Another striking example of the potential effectiveness of AI is Google, which uses deep learning algorithms to moderate comments on YouTube. In 2020, the platform announced that its AI systems were able to detect 95% of content violating its rules before it was even reported by users. What’s more, the AI systems were able to remove more than 50% of hateful comments within 24 hours of publication. Despite this, Google was obliged to arbitrate, with the help of human staff, double the number of complaints about withdrawn content.

However, algorithms can sometimes misinterpret context, which can lead to false positives (innocent content marked as hateful) and false negatives (undetected hateful content). The subtlety of language and the use of roundabout terms complicate the task of AI systems. Furthermore, the effectiveness of algorithms varies between languages and cultures, making the uniform detection of hate speech even more complex.

The limits and ethical issues of automated moderation

A delicate balance must be struck between censoring hateful content and protecting freedom of expression. Incidents such as the censorship of Gustave Courbet’s painting ‘The Origin of the World’ by Facebook, which was mistakenly deemed pornographic, illustrate the risks of automated moderation.

To maximise the effectiveness of AI models, it is necessary to use larger and more diverse data sets and to develop advanced contextualisation techniques. The close integration of human moderators into the process of reviewing content flagged by AI is also essential, creating hybrid systems that combine the strengths of AI and human expertise. Facebook announced in 2021 the use of AI systems to filter problematic content, while maintaining teams of human moderators for the most complex decisions.

Transparency and regulation, essential conditions

Regular audits of moderation algorithms are necessary to identify and correct potential biases. It is also important to provide greater transparency on how algorithms make censorship decisions and to allow users to challenge these decisions. In the US, civil rights groups have called for greater transparency and accountability in the use of AI to moderate content, highlighting the risks of discrimination or unfairness.

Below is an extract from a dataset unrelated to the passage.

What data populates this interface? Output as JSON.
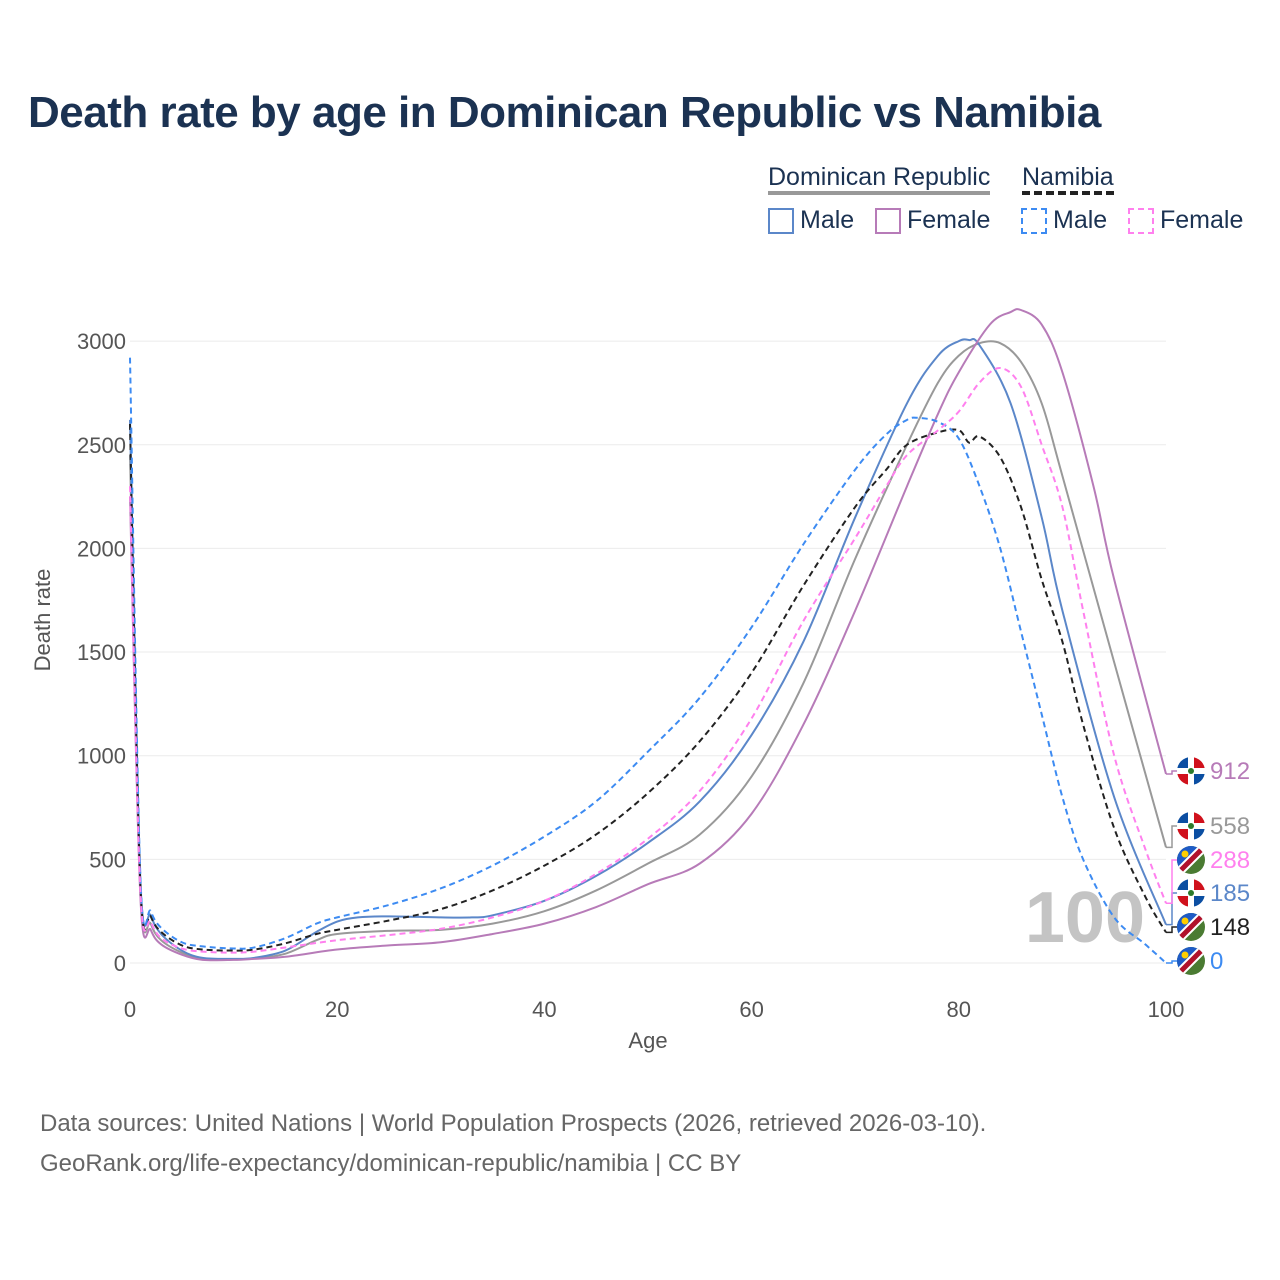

In France, the fight against online hate has taken on a legal dimension with the Avia law, which obliges platforms to remove hateful content within 24 hours of it being reported. Although ambitious, this legislation has raised questions about the ability of platforms to respond effectively and the risks to freedom of expression. AI could offer a solution by enabling faster and more accurate detection of problematic content, but it must be used with discernment and framed by clear regulations. AI, if used responsibly and ethically, could well be the key to cleaning up digital environments.

It offers an unprecedented capacity for rapid reaction and precision of analysis, far surpassing traditional methods of human moderation. Ultimately, AI can play a central role in creating a calmer Internet. The examples of Riot Games, Google and the legal initiatives in France show that AI can provide effective solutions, but they must be applied sensibly to protect both the safety of users and their fundamental rights.